Kerouac et les malentendus

Joyce Johnson, la petite amie de Kerouac en 1957, était à ses côtés lorsqu’il découvrit, dans un bar, non loin de l’entrée de métro sur la 66th Street, l’article de Gilbert Millstein du New York Times qui le sacrait successeur d’Hemingway. Elle raconte que le lendemain, le téléphone n’a cessé de sonner chez eux. Tous les journalistes demandaient un interview. Chez l’éditeur, Viking, même topo. Pour faire face à cette publicité massive, continue Joyce Johnson, Kerouac s’est mis à boire de plus en plus. La télévision était encore une chose nouvelle et il était « l’homme le pus impréparé qui soit ». Boire énormément avait pour résultat une performance médiatique plus que gênante.

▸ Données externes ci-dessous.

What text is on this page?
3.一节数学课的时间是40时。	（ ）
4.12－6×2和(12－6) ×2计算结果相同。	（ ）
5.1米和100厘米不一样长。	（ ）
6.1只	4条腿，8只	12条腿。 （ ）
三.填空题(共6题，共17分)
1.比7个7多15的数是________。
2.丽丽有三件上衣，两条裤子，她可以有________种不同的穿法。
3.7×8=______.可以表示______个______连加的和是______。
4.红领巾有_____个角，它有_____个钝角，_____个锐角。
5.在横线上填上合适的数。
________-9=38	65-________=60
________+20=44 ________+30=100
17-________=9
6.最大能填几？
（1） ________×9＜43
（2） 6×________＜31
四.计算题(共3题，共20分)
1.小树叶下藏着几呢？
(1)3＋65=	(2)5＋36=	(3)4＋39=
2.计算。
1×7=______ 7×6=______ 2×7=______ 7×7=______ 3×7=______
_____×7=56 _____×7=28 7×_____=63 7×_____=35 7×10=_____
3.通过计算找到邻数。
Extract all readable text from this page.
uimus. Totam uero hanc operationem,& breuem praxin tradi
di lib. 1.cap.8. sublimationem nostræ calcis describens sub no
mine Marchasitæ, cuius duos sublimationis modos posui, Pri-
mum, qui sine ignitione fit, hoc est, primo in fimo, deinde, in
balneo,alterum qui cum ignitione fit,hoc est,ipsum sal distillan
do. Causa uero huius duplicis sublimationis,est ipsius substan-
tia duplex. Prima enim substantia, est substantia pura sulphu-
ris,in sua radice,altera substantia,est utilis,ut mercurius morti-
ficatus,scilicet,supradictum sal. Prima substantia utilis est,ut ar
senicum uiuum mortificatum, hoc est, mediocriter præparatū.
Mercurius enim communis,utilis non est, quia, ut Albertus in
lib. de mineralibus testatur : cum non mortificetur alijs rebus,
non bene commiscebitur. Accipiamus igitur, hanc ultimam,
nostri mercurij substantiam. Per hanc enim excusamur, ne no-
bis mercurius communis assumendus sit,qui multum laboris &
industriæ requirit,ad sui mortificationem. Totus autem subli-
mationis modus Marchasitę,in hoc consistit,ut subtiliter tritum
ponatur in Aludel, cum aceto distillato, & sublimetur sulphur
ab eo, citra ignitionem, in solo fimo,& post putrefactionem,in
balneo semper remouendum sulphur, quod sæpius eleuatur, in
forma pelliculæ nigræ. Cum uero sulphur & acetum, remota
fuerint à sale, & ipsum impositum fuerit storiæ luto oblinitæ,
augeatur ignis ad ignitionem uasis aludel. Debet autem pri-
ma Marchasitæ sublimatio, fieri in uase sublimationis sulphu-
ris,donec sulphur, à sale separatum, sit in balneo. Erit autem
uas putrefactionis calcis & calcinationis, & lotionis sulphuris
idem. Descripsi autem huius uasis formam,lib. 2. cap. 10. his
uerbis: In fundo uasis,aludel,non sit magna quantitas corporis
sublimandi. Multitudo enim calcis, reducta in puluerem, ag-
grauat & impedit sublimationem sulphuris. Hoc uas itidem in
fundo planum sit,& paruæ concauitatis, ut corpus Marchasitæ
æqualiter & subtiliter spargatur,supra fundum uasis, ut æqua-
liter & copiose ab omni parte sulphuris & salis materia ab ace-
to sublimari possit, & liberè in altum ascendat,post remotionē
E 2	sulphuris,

« Les gens lui tombaient dessus. Il y avait une sorte d’avidité, de curiosité malsaine. Les gens s’attendaient à ce que Jack soit comme Dean Moriarty dans On the Road, sans savoir que c’était Neal Cassady qui lui avait inspiré ce personnage. Tout le monde faisait cette confusion. Et les gens ne comprenaient pas qu’ils avaient affaire à une personne beaucoup plus introspective, beaucoup plus timide  que Dean Moriarty. Jack, lui, s’efforçait de correspondre bien maladroitement à cette image qu’on se faisait de lui, en buvant énormément »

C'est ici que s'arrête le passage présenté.